While recently in Spain, I went to see the Irish film, The Quiet Girl (Colm BairĂ©ad), nominated for best international picture at the Oscars. I saw several English-language films this winter in Spain, in original dialogue with Spanish subtitles. But this film, ostensibly in English, was anything but. Ninety-five per cent of the picture is in Gaelic! So the joke was on me. Yes, there were Spanish subtitles - and I picked out various words and phrases I understood. But, thankfully, the plot is fairly simple and dialogue limited, so the movie was easy to follow. That’s not to say this is a bad film, quite the contrary.

   

Tuesday, March 7, 2023

So bad, it's good?

I was expecting Cocaine Bear (Elizabeth Banks) to be bad, real bad, based on a review by a Toronto critic. And we all know how snobby those Toronto critics can be. In fact, the review was so critical it made me want to see it. You know, so bad it’s good! But having seen it I can’t say it’s that bad.
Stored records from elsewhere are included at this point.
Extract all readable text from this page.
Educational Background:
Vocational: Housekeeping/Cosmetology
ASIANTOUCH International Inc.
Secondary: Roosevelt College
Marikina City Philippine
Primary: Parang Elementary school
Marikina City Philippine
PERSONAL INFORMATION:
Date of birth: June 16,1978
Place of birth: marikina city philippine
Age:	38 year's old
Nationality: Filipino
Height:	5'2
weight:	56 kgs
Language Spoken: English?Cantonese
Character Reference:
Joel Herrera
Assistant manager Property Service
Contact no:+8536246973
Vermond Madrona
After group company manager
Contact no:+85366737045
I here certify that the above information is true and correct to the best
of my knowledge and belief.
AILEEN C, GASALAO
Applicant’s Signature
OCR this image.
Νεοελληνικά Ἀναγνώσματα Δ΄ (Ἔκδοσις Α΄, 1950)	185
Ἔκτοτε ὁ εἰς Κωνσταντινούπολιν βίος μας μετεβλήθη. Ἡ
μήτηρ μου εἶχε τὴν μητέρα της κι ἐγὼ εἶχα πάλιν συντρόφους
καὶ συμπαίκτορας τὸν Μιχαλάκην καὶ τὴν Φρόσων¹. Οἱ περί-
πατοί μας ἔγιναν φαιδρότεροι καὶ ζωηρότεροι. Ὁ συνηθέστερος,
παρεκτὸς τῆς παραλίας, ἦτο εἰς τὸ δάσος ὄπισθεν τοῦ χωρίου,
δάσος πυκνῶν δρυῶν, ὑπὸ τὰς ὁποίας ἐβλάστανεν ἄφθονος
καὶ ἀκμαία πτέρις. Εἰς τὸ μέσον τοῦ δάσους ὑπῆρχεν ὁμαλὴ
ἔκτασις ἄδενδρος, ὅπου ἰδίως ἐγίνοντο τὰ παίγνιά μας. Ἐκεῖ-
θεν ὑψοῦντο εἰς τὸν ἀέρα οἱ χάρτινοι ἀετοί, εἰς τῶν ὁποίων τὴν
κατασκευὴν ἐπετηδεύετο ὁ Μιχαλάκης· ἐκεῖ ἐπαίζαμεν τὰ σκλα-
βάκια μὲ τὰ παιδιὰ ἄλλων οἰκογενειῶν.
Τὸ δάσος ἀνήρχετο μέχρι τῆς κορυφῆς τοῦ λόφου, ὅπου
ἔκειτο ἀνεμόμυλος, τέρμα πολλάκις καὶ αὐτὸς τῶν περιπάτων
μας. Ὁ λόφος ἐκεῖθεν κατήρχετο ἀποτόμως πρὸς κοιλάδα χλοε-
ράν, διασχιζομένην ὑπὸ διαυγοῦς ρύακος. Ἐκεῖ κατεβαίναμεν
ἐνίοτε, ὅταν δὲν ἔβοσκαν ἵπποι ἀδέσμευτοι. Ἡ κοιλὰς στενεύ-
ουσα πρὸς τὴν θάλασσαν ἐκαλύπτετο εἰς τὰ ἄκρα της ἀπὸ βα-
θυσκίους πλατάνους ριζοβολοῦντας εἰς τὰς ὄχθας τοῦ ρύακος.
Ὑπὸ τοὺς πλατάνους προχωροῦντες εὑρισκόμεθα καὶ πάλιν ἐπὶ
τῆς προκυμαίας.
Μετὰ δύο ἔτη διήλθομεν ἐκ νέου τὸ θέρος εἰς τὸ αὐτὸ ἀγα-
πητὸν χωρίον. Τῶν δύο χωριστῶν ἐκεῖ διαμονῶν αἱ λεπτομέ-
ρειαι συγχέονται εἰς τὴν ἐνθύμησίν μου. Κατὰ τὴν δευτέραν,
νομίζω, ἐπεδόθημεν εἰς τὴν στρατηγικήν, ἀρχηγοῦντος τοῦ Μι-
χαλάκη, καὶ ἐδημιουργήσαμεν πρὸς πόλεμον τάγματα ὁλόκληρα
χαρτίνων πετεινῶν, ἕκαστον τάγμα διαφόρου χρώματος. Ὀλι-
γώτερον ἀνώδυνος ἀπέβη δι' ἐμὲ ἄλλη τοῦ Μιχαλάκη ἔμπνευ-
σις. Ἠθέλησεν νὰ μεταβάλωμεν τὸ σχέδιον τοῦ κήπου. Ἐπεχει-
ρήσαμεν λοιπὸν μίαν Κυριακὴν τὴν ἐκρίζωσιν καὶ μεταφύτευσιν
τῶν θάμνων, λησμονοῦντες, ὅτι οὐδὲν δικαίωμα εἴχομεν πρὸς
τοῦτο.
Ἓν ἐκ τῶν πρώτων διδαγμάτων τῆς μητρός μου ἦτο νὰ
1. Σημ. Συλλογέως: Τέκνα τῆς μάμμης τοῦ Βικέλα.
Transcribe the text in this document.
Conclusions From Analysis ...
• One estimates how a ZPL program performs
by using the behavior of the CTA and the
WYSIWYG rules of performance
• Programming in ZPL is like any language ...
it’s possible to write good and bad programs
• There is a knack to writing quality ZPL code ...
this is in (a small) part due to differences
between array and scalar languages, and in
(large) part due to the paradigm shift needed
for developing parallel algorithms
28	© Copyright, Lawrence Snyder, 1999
It won’t win any Golden Globe awards, that’s for sure, and you won’t see it at your local art house cinema, not even at a midnight So Bad It’s Good screening. The production values are good. The fast-paced soundtrack takes you back to the 1980s beat, when the movie is set. 1985 to be exact. And it’s kind of based on a true story. About cocaine smugglers whose escapade the “Bluegrass Conspiracy” goes bad. Kingpin Anthony Thornton (Matthew Rhys) bumps his head on the aircraft door as he’s about to parachute out with 30 kilos of cocaine falling to his death. But the cocaine falls separately in a remote northern Georgia forest. Where there are bears. Big black ones. One of these discovers the coke and decides to feast on it. Bad things happen. The film stars Keri Russell and the late Ray Liotta, who died after the film was made (it’s dedicated to him). The movie is billed as a horror and comedy, so take your pick - it's really not all that scary and the horror scenes add to the comedy IMO. The special effects bear is done very well. The cast is essentially a bunch of doofuses with the only heroes mom Sari (Russell), daughter Dee Dee (Brooklyn Prince) and her best friend Henry (Christian Convery). The drug smugglers, cops and park rangers are all bumbling idiots but fun bumbling idiots. Ranger Liz (Margo Martindale) squirts on “European” perfume for a big date in the forest. Her date insists on calling animals “biological friends.” One of the bad guys, told what a gazebo is, says indignantly “I know.” His buddy says, “I don’t.” The movie ends with the bear gobbling more cocaine to Depeche Mode's Just Can’t Get Enough. So, the movie is neither really good nor bad but lighthearted Smokey the Bear stuff. It will probably be popular with park rangers everywhere.

Flying through Toronto last week and having more than seven hours to kill between flights – and being close to downtown at Toronto Island airport – I thought I’d go see a movie. The only Oscar-nominated one (it tops nominations with 11 and which could indeed win best pic) that I wanted to see was Everything Everywhere All at Once (Daniel Kwan & Daniel Scheinert). Yet, even in Toronto, Canada’s so-called film capital with several art house cinemas – and only a couple of weeks before the Oscars – it wasn’t showing. Some world class city!

Movie theatres are now doing what the airlines have long done - charging for better seats. AMC is testing “sightline” seats - better seats for increased prices. And yes, cheaper ones too, but for the neck-craning seats in the front row.  Also, it's charging more on opening weekends for blockbusters. That’s in the US. But everything that happens there ends up here.